我们也可以根据 set 的构造函数将其排为降序。

#include <iostream>
#include <vector>
#include <set>
using namespace std;

int main()
{
	vector<int> arr = { 1,4,5,6,8,3,2,9 };
	set<int, greater<int>> s1(arr.begin(), arr.end());

	for (auto e : s1)
		cout << e << " ";

	return 0;
}

最后需要注意的是，键值 key 不允许修改，因为如果改变了，会破坏二叉搜索树的原则，set 中的普通迭代器在本质上也是 const 迭代器。

4.4 set 的特点

最后，我们总结一下 set 的特点:

5. multiset

multiset 与 set 的唯一区别就在于 multiset 插入冗余数据时，不会失败。

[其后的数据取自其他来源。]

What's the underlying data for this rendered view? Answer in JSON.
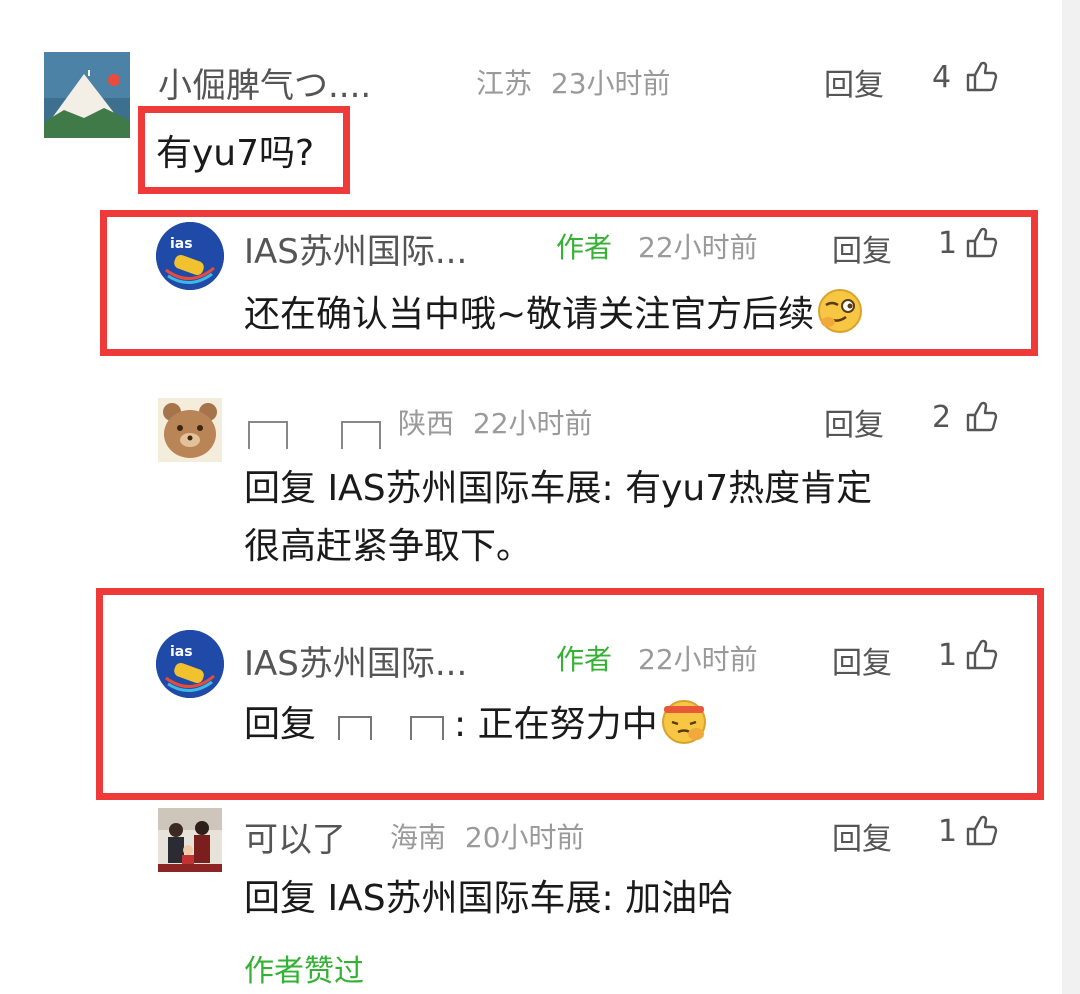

由于 multiset 的操作与 set 基本相同，在这里我们主要演示区别。

5.1 multiset 插入冗余数据

先看代码，从中我们可以发现，multiset 允许数据冗余。

int main()
{
	vector<int> arr = { 1,3,3,4,5,6,7,5,6,7 };
	multiset<int> ms1(arr.begin(), arr.end());

	for (auto e : ms1)
		cout << e << " ";
	cout << endl;

	return 0;
}

此外，multiset 查找冗余的数据时，返回的是中序遍历中，第一次出现的元素 ：

int main()
{
	vector<int> arr = { 1,3,3,4,5,6,7,5,6,7 };
	multiset<int> ms1(arr.begin(), arr.end());

	auto it = ms1.begin();
	while (it != ms1.end())
	{
		cout << *it << " | " << &*(it) << endl;
		++it;
	}

	cout << endl << endl;

	cout << "ms1.find(3): " << &*(ms1.find(3)) << endl;

	return 0;
}

5.2 multiset - count 的使用

cout 在 multiset中。真正发挥了统计键值数的效果。

int main()
{
	vector<int> arr = { 1,3,3,4,5,6,7,5,6,7 };
	multiset<int> ms1(arr.begin(), arr.end());

	for (int i = 0; i < 10; i++)
		cout << i << "在 multiset 中的数量: " << ms1.count(i) << endl;

	return 0;
}

6. map

6.1 map 的定义

map 是二叉搜索树改造后的 key / value 模型，是真正意义上的键值对，存在关于应用搜索的应用场景，例如：中英文互译字典，电话号码查询快速信息，电话号码+验证码等。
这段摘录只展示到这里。